Ese es el tiempo aproximado que la vida pasa de ser compleja a sencilla, el tiempo que uno destina a entender esa sencilla complejidad que es la vida.

Sí, más de medio siglo. Parece una eternidad y tan solo es un soplo de vida. Esa es la paradoja. Entender la vida como algo simple y en ese sentido manejable es el resultado de más de 50 años de complicaciones, tropiezos, dudas, complejos y miles de situaciones de angustia. También de alegrías aunque lamentablemente de ellas no se aprenda tanto…

Y llega ese día en que lo ves claro, normalmente ya pasado el ecuador de la vida y habiendo cumplido una serie de requisitos, dolores, tropiezos, sinsabores, alegrías y pasiones. Como el involuntario participante en una gimcana cruel, atroz. Inflexible. Como el paseante que se sabe lo suficientemente valiente, inconsciente o mayor para entregarse al destino forjado cada día a contra destino. Como el velocista que jamás encuentra su ritmo en esta carrera de fondo y que se sabe tan veloz como perdedor de antemano. O como aquel que mira al espejo de reojo o suspira cierta desazón cuando suena el teléfono o llaman a su puerta.
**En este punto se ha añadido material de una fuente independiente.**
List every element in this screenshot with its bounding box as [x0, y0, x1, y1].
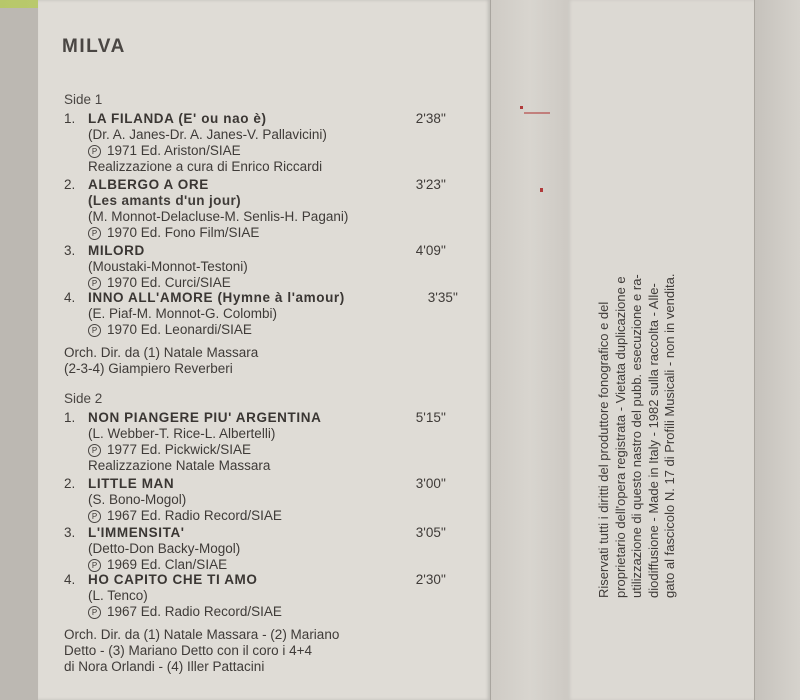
track-extra: Realizzazione Natale Massara — [88, 458, 271, 473]
track-publisher-line — [64, 143, 480, 159]
side-2-orchestra-line-2: Detto - (3) Mariano Detto con il coro i 4+4 — [64, 643, 312, 658]
legal-line-2: proprietario dell'opera registrata - Vietata duplicazione e — [612, 276, 628, 598]
track-number: 4. — [64, 290, 76, 305]
phonogram-icon: P — [88, 277, 101, 290]
track-duration: 2'38'' — [415, 111, 446, 126]
phonogram-icon: P — [88, 510, 101, 523]
track-publisher: 1967 Ed. Radio Record/SIAE — [107, 604, 282, 619]
side-1-label: Side 1 — [64, 92, 103, 107]
track-duration: 3'05'' — [415, 525, 446, 540]
track-publisher-line — [64, 557, 480, 573]
side-1-orchestra-line-2: (2-3-4) Giampiero Reverberi — [64, 361, 233, 376]
track-credits: (Detto-Don Backy-Mogol) — [88, 541, 241, 556]
track-publisher-line — [64, 322, 480, 338]
track-title: NON PIANGERE PIU' ARGENTINA — [88, 410, 322, 425]
track-publisher: 1977 Ed. Pickwick/SIAE — [107, 442, 252, 457]
track-number: 3. — [64, 525, 76, 540]
side-2-orchestra-line-3: di Nora Orlandi - (4) Iller Pattacini — [64, 659, 265, 674]
phonogram-icon: P — [88, 444, 101, 457]
track-publisher: 1970 Ed. Fono Film/SIAE — [107, 225, 260, 240]
phonogram-icon: P — [88, 559, 101, 572]
side-2-orchestra-line-1: Orch. Dir. da (1) Natale Massara - (2) Mariano — [64, 627, 340, 642]
track-duration: 3'00'' — [415, 476, 446, 491]
track-duration: 2'30'' — [415, 572, 446, 587]
legal-line-5: gato al fascicolo N. 17 di Profili Musicali - non in vendita. — [662, 273, 677, 598]
phonogram-icon: P — [88, 606, 101, 619]
track-credits: (Moustaki-Monnot-Testoni) — [88, 259, 248, 274]
side-2-track-1 — [64, 410, 480, 474]
track-duration: 4'09'' — [415, 243, 446, 258]
red-ink-dot — [520, 106, 523, 109]
side-1-track-3 — [64, 243, 480, 291]
insert-edge-flap — [754, 0, 800, 700]
legal-line-1: Riservati tutti i diritti del produttore fonografico e del — [596, 301, 611, 598]
track-credits: (M. Monnot-Delacluse-M. Senlis-H. Pagani) — [88, 209, 349, 224]
phonogram-icon: P — [88, 324, 101, 337]
track-number: 1. — [64, 111, 76, 126]
track-title: LITTLE MAN — [88, 476, 175, 491]
phonogram-icon: P — [88, 227, 101, 240]
track-duration: 3'35'' — [427, 290, 458, 305]
red-ink-dot — [540, 188, 543, 192]
track-credits: (S. Bono-Mogol) — [88, 492, 187, 507]
track-publisher: 1970 Ed. Leonardi/SIAE — [107, 322, 252, 337]
track-publisher: 1969 Ed. Clan/SIAE — [107, 557, 228, 572]
side-2-label: Side 2 — [64, 391, 103, 406]
track-duration: 3'23'' — [415, 177, 446, 192]
track-number: 1. — [64, 410, 76, 425]
track-title: HO CAPITO CHE TI AMO — [88, 572, 258, 587]
phonogram-icon: P — [88, 145, 101, 158]
track-credits: (L. Webber-T. Rice-L. Albertelli) — [88, 426, 276, 441]
red-ink-mark — [524, 112, 550, 114]
track-subtitle: (Les amants d'un jour) — [88, 193, 242, 208]
side-2-track-2 — [64, 476, 480, 524]
track-title: MILORD — [88, 243, 145, 258]
track-number: 2. — [64, 476, 76, 491]
legal-line-4: diodiffusione - Made in Italy - 1982 sulla raccolta - Alle- — [645, 283, 661, 598]
side-1-orchestra-line-1: Orch. Dir. da (1) Natale Massara — [64, 345, 259, 360]
track-credits: (Dr. A. Janes-Dr. A. Janes-V. Pallavicini) — [88, 127, 327, 142]
track-publisher-line — [64, 275, 480, 291]
track-title: ALBERGO A ORE — [88, 177, 209, 192]
track-number: 3. — [64, 243, 76, 258]
track-title: L'IMMENSITA' — [88, 525, 185, 540]
track-publisher-line — [64, 604, 480, 620]
legal-line-3: utilizzazione di questo nastro del pubb. esecuzione e ra- — [629, 274, 644, 598]
track-publisher: 1967 Ed. Radio Record/SIAE — [107, 508, 282, 523]
insert-fold-spine — [490, 0, 570, 700]
side-1-track-2 — [64, 177, 480, 241]
track-title: LA FILANDA (E' ou nao è) — [88, 111, 267, 126]
track-publisher-line — [64, 225, 480, 241]
track-credits: (L. Tenco) — [88, 588, 148, 603]
track-publisher-line — [64, 508, 480, 524]
track-number: 4. — [64, 572, 76, 587]
side-1-track-1 — [64, 111, 480, 175]
legal-notice — [596, 98, 736, 598]
side-2-track-3 — [64, 525, 480, 573]
side-1-track-4 — [64, 290, 480, 338]
track-publisher-line — [64, 442, 480, 458]
track-credits: (E. Piaf-M. Monnot-G. Colombi) — [88, 306, 278, 321]
track-title: INNO ALL'AMORE (Hymne à l'amour) — [88, 290, 345, 305]
side-2-track-4 — [64, 572, 480, 620]
track-publisher: 1971 Ed. Ariston/SIAE — [107, 143, 241, 158]
track-number: 2. — [64, 177, 76, 192]
track-duration: 5'15'' — [415, 410, 446, 425]
track-extra: Realizzazione a cura di Enrico Riccardi — [88, 159, 323, 174]
artist-name: MILVA — [62, 36, 126, 57]
track-publisher: 1970 Ed. Curci/SIAE — [107, 275, 231, 290]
Y entonces, en ese día de luz en que el que te sacudes el polvo se presentan tres claras opciones:

La del avestruz o “paso palabra” que viene a ser la del -no me he enterado de nada- pues estaba mirando a otro lado así que todo siga igual que yo seguiré mirando a ese otro lado.

La del derecho al pataleo: Me quejo -con razón- me amargo. Me frustro y como tal me muestro al mundo. Le lanzo el guante y le reto a un pulso con la fuerza de un orgullo ya decadente.

O bien me encojo de hombros con humildad, con una sonrisa sincera y torcida y con la tranquilidad que da la aceptación íntima de todo lo ocurrido y el agradecimiento por lo vivido.  La tranquilidad de haber aprendido de tanta derrota y el orgullo de sentir cada una de ella como un gran triunfo. Con cada arruga. Con cada cicatriz como trofeo único.

Más de medio siglo para encarnar y no solo entender lo  que dijo un sabio anónimo y muy cercano: “La vida es una gran broma, no te la tomes muy en serio” A lo que añado como hija: “De cada uno depende que sea de buen o de mal gusto”

A estas alturas ya he perdido lo suficiente para ser capaz de ganar. Más de medio siglo después ya soy capaz de aceptar esa broma que es la vida, de asumir el compromiso de bailarle el agua lo suficiente para que sea siempre de buen gusto y así reírnos ambas con la misma intensidad e inocencia la una de la otra para hacerlo la una con la otra.

Dedicat al meu savi i pare a parts iguals Manel Hernandez Clivillé pel 96è aniversari del seu naixement.